[Csync2] csync_check_del broken under PostgreSQL

Lars Ellenberg lars.ellenberg at linbit.com
Tue Oct 31 14:04:13 CET 2017


On Fri, Oct 27, 2017 at 11:00:14PM +0100, James Le Cuirot wrote:
> On Mon, 23 Oct 2017 13:23:51 +0200
> Lars Ellenberg <lars.ellenberg at linbit.com> wrote:
> 
> My locale and collation is entirely en_GB.UTF-8.

> > afaik, = < > compare "collate character units", while LIKE, appart from
> > supporting wildcards, compares "byte per byte" when used with literals.
> > I may be wrong.
> > 
> > Anyways, maybe alter table ... binary ... helps?
> > Or change "TEXT" to "BLOB"?
> > Something like that?
> 
> This gives the right result:
> 
> csync2=> SELECT filename from file where filename::bytea > '/mnt/csync2/portage/app-editors/ng/' and filename::bytea < '/mnt/csync2/portage/app-editors/ng0' ORDER BY filename;
> 
> Presumably this is comparing "byte for byte" as you say LIKE does but
> then why not just use LIKE in the first place?

"probably" (code is / was like that since over ten years)
at some point it was thought (or even measured) to help with
performance (presumably back when it was sqlite2 only).
Maybe that can be re-evaluated.

Also we probably should
CREATE TABLE ... ( ... TEXT COLLATE "C" NOT NULL ...)
Or use BYTEA / BLOB. Not sure which option is better.

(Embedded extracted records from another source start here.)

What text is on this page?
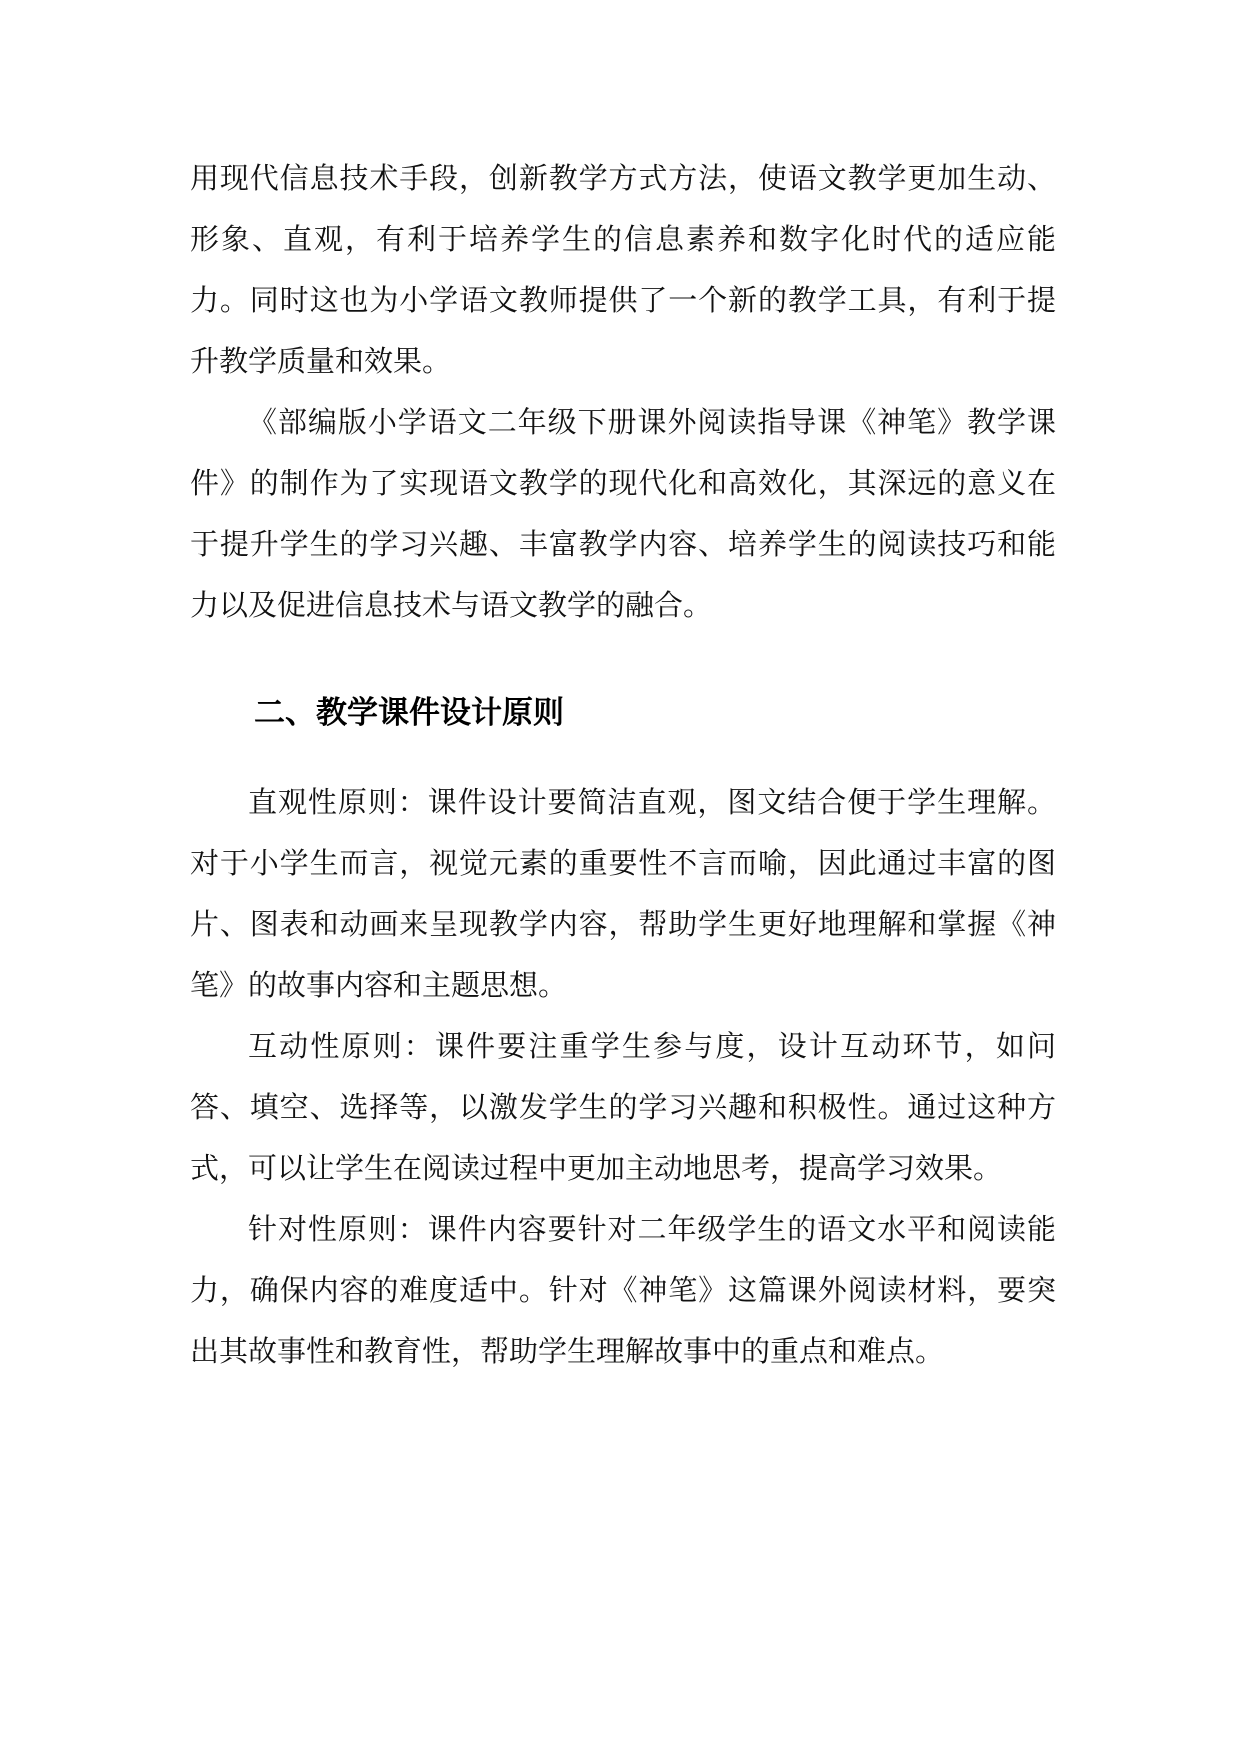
用现代信息技术手段，创新教学方式方法，使语文教学更加生动、形象、直观，有利于培养学生的信息素养和数字化时代的适应能力。同时这也为小学语文教师提供了一个新的教学工具，有利于提升教学质量和效果。

《部编版小学语文二年级下册课外阅读指导课《神笔》教学课件》的制作为了实现语文教学的现代化和高效化，其深远的意义在于提升学生的学习兴趣、丰富教学内容、培养学生的阅读技巧和能力以及促进信息技术与语文教学的融合。

二、教学课件设计原则

直观性原则：课件设计要简洁直观，图文结合便于学生理解。对于小学生而言，视觉元素的重要性不言而喻，因此通过丰富的图片、图表和动画来呈现教学内容，帮助学生更好地理解和掌握《神笔》的故事内容和主题思想。

互动性原则：课件要注重学生参与度，设计互动环节，如问答、填空、选择等，以激发学生的学习兴趣和积极性。通过这种方式，可以让学生在阅读过程中更加主动地思考，提高学习效果。

针对性原则：课件内容要针对二年级学生的语文水平和阅读能力，确保内容的难度适中。针对《神笔》这篇课外阅读材料，要突出其故事性和教育性，帮助学生理解故事中的重点和难点。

You want to check what "select 'ABC' = 'abc';"
returns for various locales/collations,
and then double check for your favorite
umlauts or accented characters...

> > I don't think many installations out there use csync2 with mysql or postgres,
> > so it is very likely that there are a number of shortcomings burried in there,
> > I'd expect "very long path names" to show problems as well, where "very
> > long" may be simply "longer than the default supported unique key length
> > on text fields.
> 
> I figured that few people use this, especially since you can't specify
> the database in the configuration file.

Supposedly you just put something like this into the config file:
database "pgsql://james:secret@localhost/";
optionally with full database name.
Same string you'd put after the "-D" command line switch.

> I happen to have PostgreSQL running on both nodes anyway and thought
> it might be faster than SQLite.

If you are willing to do some benchmarks,
let us know the results.

In "normal usage" of csync2, I doubt that the database
would ever become the bottleneck.

> I gather the unique key length varies but is generally around 2000-3000
> characters. I don't expect to have paths that long but thanks for the
> heads up. Does SQLite not have such a limit? I couldn't find any
> reference to one.

No, sqlite apparently does not care for text field length there.